Ti. Poichè l’autorità di Platone non ci offende (chè veramente ║ [22] anche senza apparirvi ragione, come dice Marco Tullio, è da farne gran conto), non si mancherà di rispondere appresso alle tue questioni et investigare per avventura quel che sia il poeta. Ma perchè hai detto tutte le cose che noi ci moviamo a fare poter essere di tre condizioni, o necessarie o utili o delettevoli, ti dimando primieramente quel che tu intendi per necessario.

De. Necessario intendo quello senza cui star non possiamo, come i cibi, le vesti, le abitazioni e simili.

Ti. L’utile?

De. Quello che alcuna utilità e quadagno ci apporta, come l’arti meccaniche e delle scienze la medicina, la legale e somiglianti.

Ti. Il dilettevole?

De.
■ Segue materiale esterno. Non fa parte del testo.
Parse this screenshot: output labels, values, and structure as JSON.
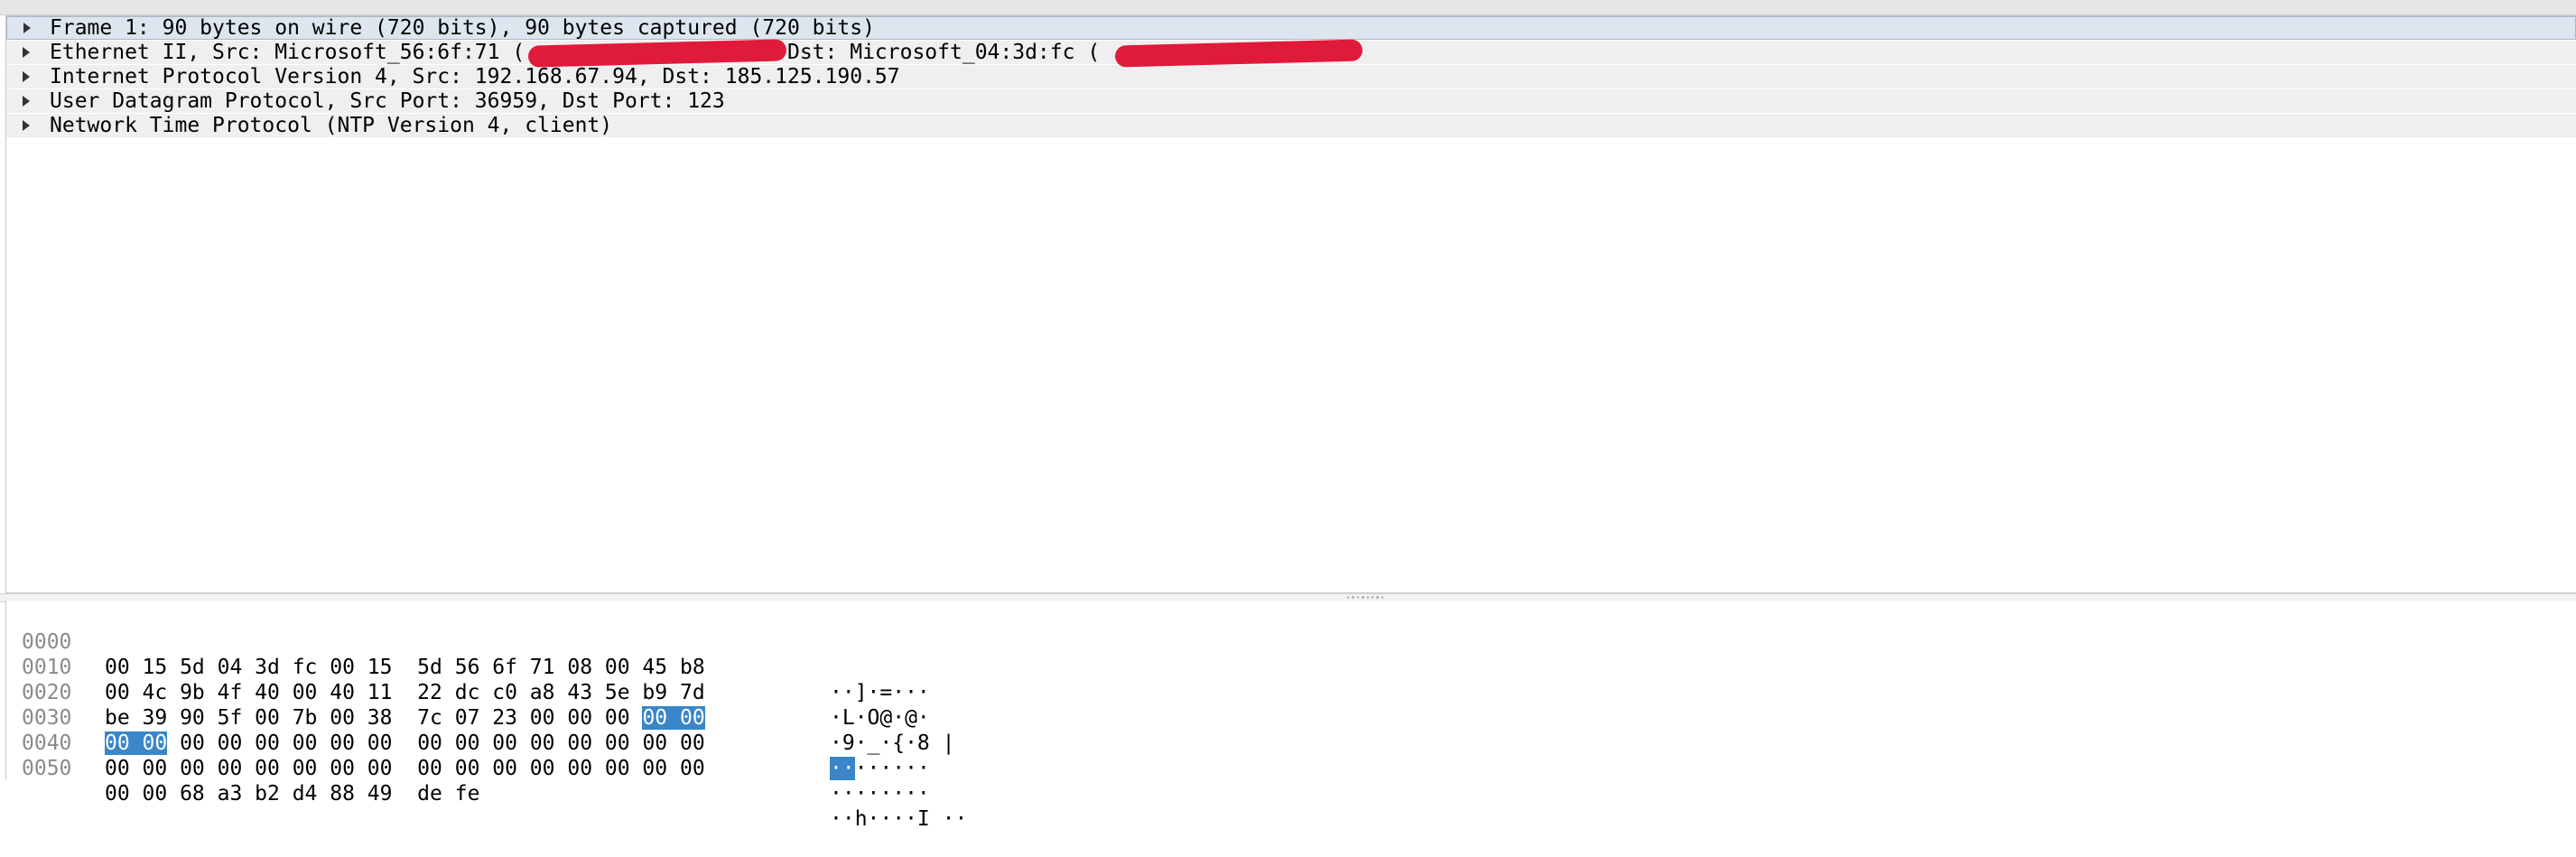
{
  "details": {
    "rows": [
      {
        "label": "Frame 1: 90 bytes on wire (720 bits), 90 bytes captured (720 bits)",
        "selected": true
      },
      {
        "label": "Ethernet II, Src: Microsoft_56:6f:71 (                  ), Dst: Microsoft_04:3d:fc (                 )",
        "selected": false
      },
      {
        "label": "Internet Protocol Version 4, Src: 192.168.67.94, Dst: 185.125.190.57",
        "selected": false
      },
      {
        "label": "User Datagram Protocol, Src Port: 36959, Dst Port: 123",
        "selected": false
      },
      {
        "label": "Network Time Protocol (NTP Version 4, client)",
        "selected": false
      }
    ],
    "redaction_color": "#e01a3a"
  },
  "bytes": {
    "rows": [
      {
        "offset": "0000",
        "hex_a": "00 15 5d 04 3d fc 00 15  5d 56 6f 71 08 00 45 b8",
        "hex_hl": "",
        "hex_b": "",
        "ascii_a": "··]·=···",
        "ascii_hl": "",
        "ascii_b": ""
      },
      {
        "offset": "0010",
        "hex_a": "00 4c 9b 4f 40 00 40 11  22 dc c0 a8 43 5e b9 7d",
        "hex_hl": "",
        "hex_b": "",
        "ascii_a": "·L·O@·@·",
        "ascii_hl": "",
        "ascii_b": ""
      },
      {
        "offset": "0020",
        "hex_a": "be 39 90 5f 00 7b 00 38  7c 07 23 00 00 00 ",
        "hex_hl": "00 00",
        "hex_b": "",
        "ascii_a": "·9·_·{·8 |",
        "ascii_hl": "",
        "ascii_b": ""
      },
      {
        "offset": "0030",
        "hex_a": "",
        "hex_hl": "00 00",
        "hex_b": " 00 00 00 00 00 00  00 00 00 00 00 00 00 00",
        "ascii_a": "",
        "ascii_hl": "··",
        "ascii_b": "······"
      },
      {
        "offset": "0040",
        "hex_a": "00 00 00 00 00 00 00 00  00 00 00 00 00 00 00 00",
        "hex_hl": "",
        "hex_b": "",
        "ascii_a": "········",
        "ascii_hl": "",
        "ascii_b": ""
      },
      {
        "offset": "0050",
        "hex_a": "00 00 68 a3 b2 d4 88 49  de fe",
        "hex_hl": "",
        "hex_b": "",
        "ascii_a": "··h····I ··",
        "ascii_hl": "",
        "ascii_b": ""
      }
    ],
    "highlight_color": "#3a86c8"
  }
}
Quel che solo piacere e sollazzo ci arreca, come i buffoni, le meretrici, i parasiti, i cuochi, che sono arti tutte adulatorie, rapresentatori di comedie et i poeti con altri molti.

Ti. Miseri poeti, poichè in compagnia di così vil gente li avete riposti! Ma ritornando al necessario, dimmi, ti prego, Dedalione, il pane è necessario o no?

De. Come se egli è necessario?

Ti. Pon mente bene a quel che tu di’: può vivere l’uomo senza del pane o no? Non credo che mi dirai di no. ║ [23] E vediamo gli antichi senza il pane gran tempo essersi nutriti, come disse il grande e magnifico Dante1:

Secolo antico com’oro fu bello
Fe’ saporose con fame le ghiande.

De. Se bene senza del pane si può vivere, pure, perchè incommodamente si viverebbe, dicesi il pane esser delle cose necessarie.

Ti. Il vestire chiamarai tu necessario, cioè di tela, di panni e di simili cose?

  1. Purg. XXII, 148-49.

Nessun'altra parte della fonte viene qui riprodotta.